Vers une nouvelle ère

Avec le Tonale, Alfa Romeo fait sa méta­morphose vers l’électrification et les technologies numériques. Le dynamisme? Oui, mais juste ce qu’il faut, sans exceller.

C’est le plus rapide de son segment, et même au-delà», assène Daniel Guzzafame, responsable des produits pour Alfa Romeo. Vante-t-il le 0 à 100 km/h du Tonale? Pas vraiment: l’ingénieur italien chante les louanges du nouveau système d’infodivertissement du SUV milanais, dont la puissance de calcul a fait un bond en avant. A cet instant précis, nous mesurons à quel point le 24 juin 2015, où la Giulia Quadrifoglio fut dévoilée, est loin. A cette époque pas si lointaine, les hommes du Biscione – menés par Sergio Marchionne – célébraient plutôt le rapport poids-puissance ou l’équilibre des masses. Alfa Romeo a malheureusement réalisé à ses dépens que l’excellente dynamique seule ne booste pas les ventes, comme en attestent les ventes modestes des Giulia et Stelvio. Le public veut, de surcroît, des écrans fins et rapides, de la connectivité tous azimuts, de la qualité et des aides à la conduite en pagaille.
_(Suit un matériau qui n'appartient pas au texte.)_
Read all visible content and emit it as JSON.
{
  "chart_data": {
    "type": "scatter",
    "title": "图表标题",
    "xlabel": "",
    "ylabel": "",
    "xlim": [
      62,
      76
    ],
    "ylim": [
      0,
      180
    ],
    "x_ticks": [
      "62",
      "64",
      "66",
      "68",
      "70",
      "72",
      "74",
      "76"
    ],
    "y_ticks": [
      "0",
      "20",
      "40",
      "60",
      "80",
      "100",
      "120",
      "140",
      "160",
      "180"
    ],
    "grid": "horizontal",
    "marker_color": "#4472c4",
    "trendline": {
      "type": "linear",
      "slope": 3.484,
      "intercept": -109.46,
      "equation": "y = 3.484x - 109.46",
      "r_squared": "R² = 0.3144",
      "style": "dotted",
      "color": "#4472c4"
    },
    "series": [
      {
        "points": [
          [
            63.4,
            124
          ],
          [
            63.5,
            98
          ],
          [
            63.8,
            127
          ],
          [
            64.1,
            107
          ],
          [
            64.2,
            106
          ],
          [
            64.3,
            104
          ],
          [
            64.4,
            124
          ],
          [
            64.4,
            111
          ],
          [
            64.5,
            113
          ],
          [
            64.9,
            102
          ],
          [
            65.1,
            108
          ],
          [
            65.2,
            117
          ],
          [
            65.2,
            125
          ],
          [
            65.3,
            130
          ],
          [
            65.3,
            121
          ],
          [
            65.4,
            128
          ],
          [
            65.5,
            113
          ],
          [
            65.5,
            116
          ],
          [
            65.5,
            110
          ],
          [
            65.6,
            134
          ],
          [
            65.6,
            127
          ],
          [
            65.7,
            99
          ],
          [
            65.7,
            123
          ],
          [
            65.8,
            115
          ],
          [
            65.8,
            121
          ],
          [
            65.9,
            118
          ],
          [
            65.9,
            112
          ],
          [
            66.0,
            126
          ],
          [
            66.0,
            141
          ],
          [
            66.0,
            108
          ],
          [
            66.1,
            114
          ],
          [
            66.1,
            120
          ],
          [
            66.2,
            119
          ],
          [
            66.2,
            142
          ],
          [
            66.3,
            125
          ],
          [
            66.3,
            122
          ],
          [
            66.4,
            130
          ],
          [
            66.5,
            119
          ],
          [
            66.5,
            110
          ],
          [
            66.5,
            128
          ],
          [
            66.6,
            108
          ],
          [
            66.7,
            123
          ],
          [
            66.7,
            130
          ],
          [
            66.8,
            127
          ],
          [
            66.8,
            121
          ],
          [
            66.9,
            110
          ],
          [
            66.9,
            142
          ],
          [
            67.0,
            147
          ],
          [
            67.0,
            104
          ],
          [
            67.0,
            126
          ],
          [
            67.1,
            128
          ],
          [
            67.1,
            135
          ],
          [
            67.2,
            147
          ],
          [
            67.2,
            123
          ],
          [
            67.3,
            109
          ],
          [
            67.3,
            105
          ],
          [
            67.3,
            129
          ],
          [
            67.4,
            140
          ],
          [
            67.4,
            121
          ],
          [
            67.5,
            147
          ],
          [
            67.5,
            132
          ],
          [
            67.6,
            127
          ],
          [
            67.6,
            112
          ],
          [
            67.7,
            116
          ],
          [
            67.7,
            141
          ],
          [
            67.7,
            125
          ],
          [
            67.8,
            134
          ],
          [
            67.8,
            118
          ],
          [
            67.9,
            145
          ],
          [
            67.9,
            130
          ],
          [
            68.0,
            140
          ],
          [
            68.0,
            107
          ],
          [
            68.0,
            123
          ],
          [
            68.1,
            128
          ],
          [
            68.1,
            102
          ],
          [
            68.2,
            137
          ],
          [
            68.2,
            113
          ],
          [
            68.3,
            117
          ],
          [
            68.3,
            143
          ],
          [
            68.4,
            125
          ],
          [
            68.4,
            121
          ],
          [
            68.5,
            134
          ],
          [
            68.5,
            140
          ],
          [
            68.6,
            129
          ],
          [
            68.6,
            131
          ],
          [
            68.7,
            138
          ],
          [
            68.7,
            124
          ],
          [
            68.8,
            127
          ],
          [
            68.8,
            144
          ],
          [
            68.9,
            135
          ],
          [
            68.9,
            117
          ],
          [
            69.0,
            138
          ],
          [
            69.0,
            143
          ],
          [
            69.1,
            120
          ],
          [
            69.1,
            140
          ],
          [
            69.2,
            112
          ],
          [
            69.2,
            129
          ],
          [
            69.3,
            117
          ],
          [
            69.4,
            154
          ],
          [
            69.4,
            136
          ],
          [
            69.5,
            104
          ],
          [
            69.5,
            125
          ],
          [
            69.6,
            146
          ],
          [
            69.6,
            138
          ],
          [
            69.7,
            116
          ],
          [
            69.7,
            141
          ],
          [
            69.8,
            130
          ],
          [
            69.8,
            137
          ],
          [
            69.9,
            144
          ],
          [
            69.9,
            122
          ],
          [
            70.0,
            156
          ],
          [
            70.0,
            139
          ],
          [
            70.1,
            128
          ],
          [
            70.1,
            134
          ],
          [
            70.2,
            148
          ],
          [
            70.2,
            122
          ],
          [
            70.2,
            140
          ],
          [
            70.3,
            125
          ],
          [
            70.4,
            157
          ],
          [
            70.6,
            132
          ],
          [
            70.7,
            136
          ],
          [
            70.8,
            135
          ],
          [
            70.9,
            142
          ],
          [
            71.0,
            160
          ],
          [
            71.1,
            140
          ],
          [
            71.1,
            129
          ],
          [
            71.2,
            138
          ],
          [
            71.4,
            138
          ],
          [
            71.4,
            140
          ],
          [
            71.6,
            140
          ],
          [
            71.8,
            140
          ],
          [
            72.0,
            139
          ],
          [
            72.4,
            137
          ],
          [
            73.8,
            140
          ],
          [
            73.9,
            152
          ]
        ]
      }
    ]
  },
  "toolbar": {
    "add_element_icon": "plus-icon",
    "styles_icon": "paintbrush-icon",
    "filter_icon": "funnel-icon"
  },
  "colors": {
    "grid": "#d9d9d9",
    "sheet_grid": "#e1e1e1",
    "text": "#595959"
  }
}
Le message a bien été entendu par les hommes d’Alfa Romeo, qui vont donner aux clients ce qu’ils attendent: le Tonale embarquera tous les «gadgets indispensables» en matière de technologie numérique – dont une première, un certificat NFT. Ce «Non Fungible Token» ou «Jeton Non Fongible» se veut le passeport numérique et infalsifiable de l’auto: il contiendra la configuration exacte de l’auto à sa sortie d’usine et chaque opération de maintenance et la technologie blockchain assurera son authenticité.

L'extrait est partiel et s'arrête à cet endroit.